2En effet, saisir « Balzac » dans sa totalité imposait de prendre en charge non seulement ses œuvres romanesques, mais l’ensemble de ses écrits (articles, poèmes, essais, brochures, pièces de théâtre, etc.), la biographie, le vocabulaire, les concepts propres à l’auteur, aussi bien que la réception et la postérité de La Comédie humaine : or, se demande Éric Bordas dans l’introduction, quels choix opérer dans des textes dont certains demeurent d’attribution incertaine, notamment ceux qui furent publiés entre 1824 et 1832 ? Comment « penser le biographique autrement que sur le mode de la déclinaison des noms propres » (p. 15) ? « Qu’est-ce qu’un concept balzacien ? » (p. 12). Et comment identifier et circonscrire la postérité de Balzac ?

3Au premier écueil, il est difficile de répondre mieux qu’en s’appuyant sur l’état des connaissances génétiques acquises en 2021. Un système de renvois permet au lecteur de prendre connaissance de toutes les strates du texte, depuis son état de projet, mentionné dans telle lettre ou dans tel passage des Pensées, sujets, fragments, jusqu’à sa publication pré-originale, puis dans l’édition originale, avec ses reprises, et, le cas échéant, les corrections personnelles de Balzac (p. 15).
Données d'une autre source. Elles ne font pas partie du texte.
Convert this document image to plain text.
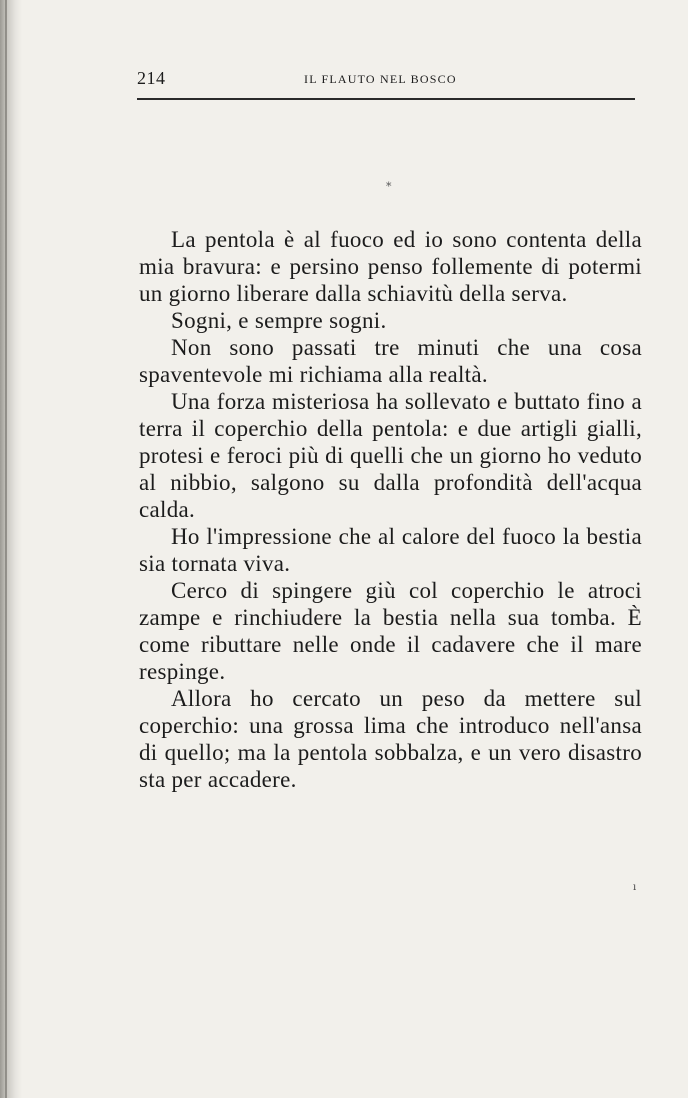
214	IL FLAUTO NEL BOSCO
*

La pentola è al fuoco ed io sono contenta della mia bravura: e persino penso follemente di potermi un giorno liberare dalla schiavitù della serva.

Sogni, e sempre sogni.

Non sono passati tre minuti che una cosa spaventevole mi richiama alla realtà.

Una forza misteriosa ha sollevato e buttato fino a terra il coperchio della pentola: e due artigli gialli, protesi e feroci più di quelli che un giorno ho veduto al nibbio, salgono su dalla profondità dell'acqua calda.

Ho l'impressione che al calore del fuoco la bestia sia tornata viva.

Cerco di spingere giù col coperchio le atroci zampe e rinchiudere la bestia nella sua tomba. È come ributtare nelle onde il cadavere che il mare respinge.

Allora ho cercato un peso da mettere sul coperchio: una grossa lima che introduco nell'ansa di quello; ma la pentola sobbalza, e un vero disastro sta per accadere.

ı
Chacun des textes fait l’objet d’une présentation analytique, comportant systématiquement, pour les textes achevés et excédant la taille de l’article, un résumé, une « histoire du texte » et une analyse. Une manière de lever la seconde difficulté a été de ne pas se contenter de répertorier les sujets de la biographie ni des noms de lieux, mais de s’intéresser également à ses objets : la maladie, le café, les dettes, la canne… Chaque contributeur a eu soin d’adjoindre, dans la mesure du possible, « des éléments fictionnels » aux éléments biographiques (p. 15). Cette entrée dans le biographique, par le document et par la fiction, par les objets et par les noms, par l’arbitraire de l’ordre alphabétique, a le mérite d’en remettre en perspective la matière, et d’en éclairer, immédiatement et par contraste, la vulgate et les mythes. Elle permet également de mettre en relief quelques anecdotes savoureuses, telle celle du bougeoir « finement ciselé » grâce auquel Balzac éclaira le chemin de ses hôtes, en les reconduisant, une nuit d’été, de la rue Cassini à l’Odéon (I, p. 185).
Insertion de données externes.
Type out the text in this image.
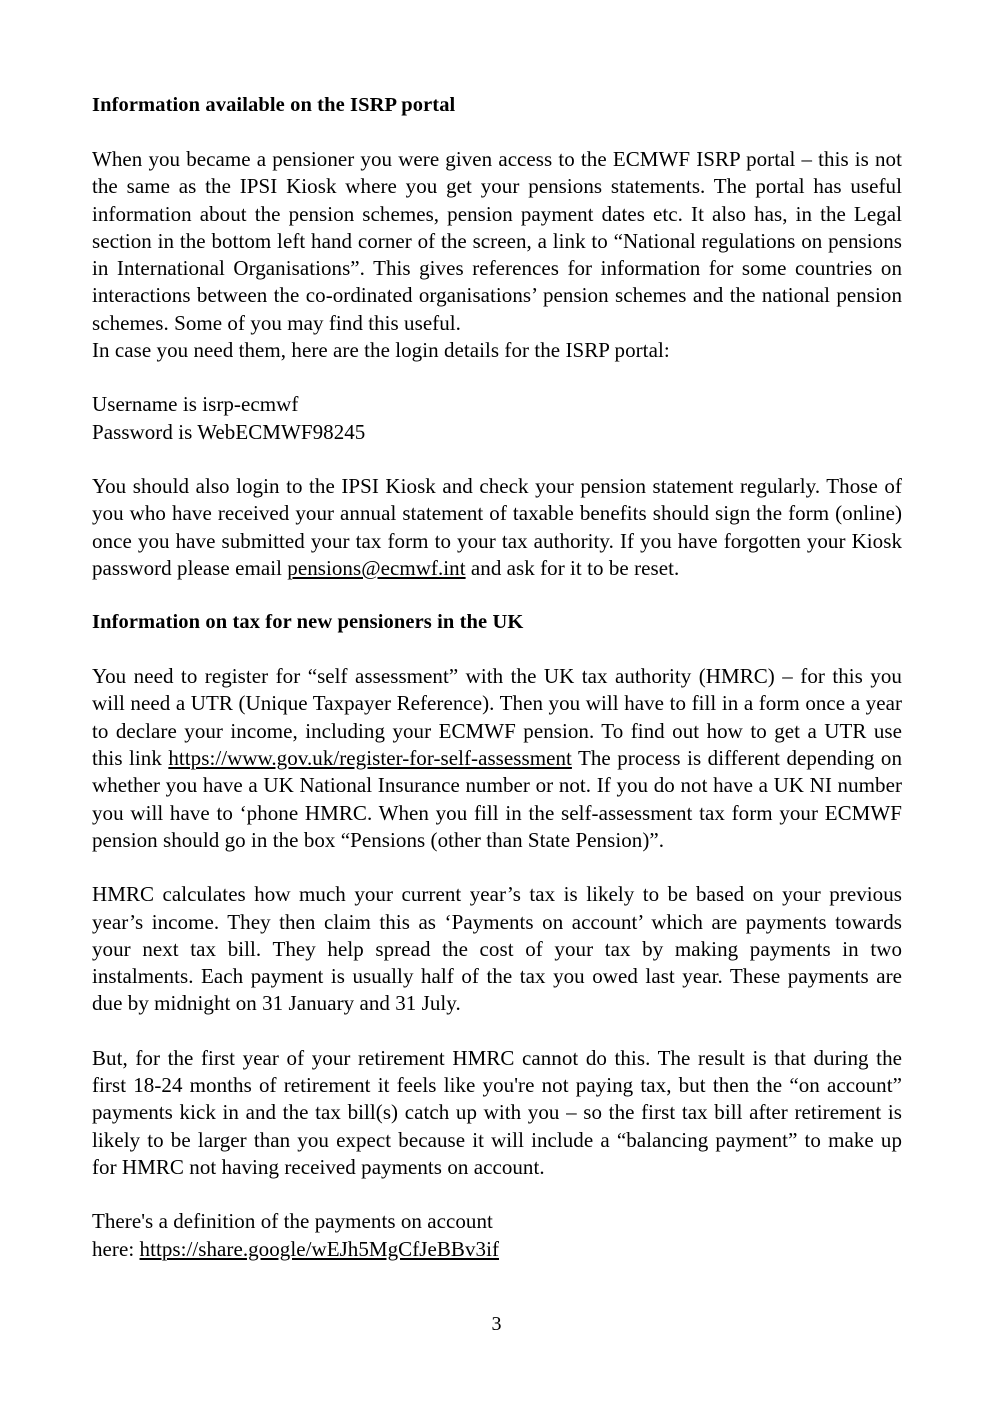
Information available on the ISRP portal

When you became a pensioner you were given access to the ECMWF ISRP portal – this is not the same as the IPSI Kiosk where you get your pensions statements. The portal has useful information about the pension schemes, pension payment dates etc. It also has, in the Legal section in the bottom left hand corner of the screen, a link to “National regulations on pensions in International Organisations”. This gives references for information for some countries on interactions between the co-ordinated organisations’ pension schemes and the national pension schemes. Some of you may find this useful.

In case you need them, here are the login details for the ISRP portal:

Username is isrp-ecmwf

Password is WebECMWF98245

You should also login to the IPSI Kiosk and check your pension statement regularly. Those of you who have received your annual statement of taxable benefits should sign the form (online) once you have submitted your tax form to your tax authority. If you have forgotten your Kiosk password please email pensions@ecmwf.int and ask for it to be reset.

Information on tax for new pensioners in the UK

You need to register for “self assessment” with the UK tax authority (HMRC) – for this you will need a UTR (Unique Taxpayer Reference). Then you will have to fill in a form once a year to declare your income, including your ECMWF pension. To find out how to get a UTR use this link https://www.gov.uk/register-for-self-assessment The process is different depending on whether you have a UK National Insurance number or not. If you do not have a UK NI number you will have to ‘phone HMRC. When you fill in the self-assessment tax form your ECMWF pension should go in the box “Pensions (other than State Pension)”.

HMRC calculates how much your current year’s tax is likely to be based on your previous year’s income. They then claim this as ‘Payments on account’ which are payments towards your next tax bill. They help spread the cost of your tax by making payments in two instalments. Each payment is usually half of the tax you owed last year. These payments are due by midnight on 31 January and 31 July.

But, for the first year of your retirement HMRC cannot do this. The result is that during the first 18-24 months of retirement it feels like you're not paying tax, but then the “on account” payments kick in and the tax bill(s) catch up with you – so the first tax bill after retirement is likely to be larger than you expect because it will include a “balancing payment” to make up for HMRC not having received payments on account.

There's a definition of the payments on account

here: https://share.google/wEJh5MgCfJeBBv3if

3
4Quant au « concept balzacien », il s’agit d’un « objet de représentation extralinguistique […] mis en scène de façon particulièrement remarquable chez Balzac » (I, p. 12). Il peut être thématique (l’argent, l’énergie, la province, etc.) ou poétique (le roman, la description, le discours, etc.), cette catégorie incluant des néologismes, dont certains voués à la postérité (« modernité, spécificité »), aussi bien que des « balzacismes, ces tics stylistiques ou concepts langagiers authentiques, qui dessinent un vocabulaire balzacien », à l’instar de la tournure « un de ces qui… » (I, p. 13). Ce choix révèle, notamment, l’importance du monde matériel de l’œuvre, comme en témoignent par exemple les entrées « boue, étoffe, mouche, etc. ». Or, si, d’un point de vue méthodologique, il convient de travailler à partir des « unités présentes dans un corpus, textuel et biographique » (ibid.), il est également nécessaire de « penser les absences », ces mots et ces objets qui ne figurent qu’en creux, ou de biais, dans l’univers balzacien, mais qui n’en font pas moins partie. Ainsi de l’homosexualité : la chose existe, de fait, dans La Comédie humaine, « mais pas encore le mot du XXe siècle » (id.). C’est donc la notice « Troisième sexe » qui en fait l’état de la représentation, notice à laquelle le lecteur est renvoyé grâce à la table analytique des objets et des concepts figurant en fin d’ouvrage qui comporte, elle, le terme « homosexualité ». D’autres notions, comme le pessimisme, sont tout simplement absentes, car elles sont radicalement étrangères à l’univers balzacien. Mais là encore, leur absence éclaire l’œuvre, en négatif pour ainsi dire.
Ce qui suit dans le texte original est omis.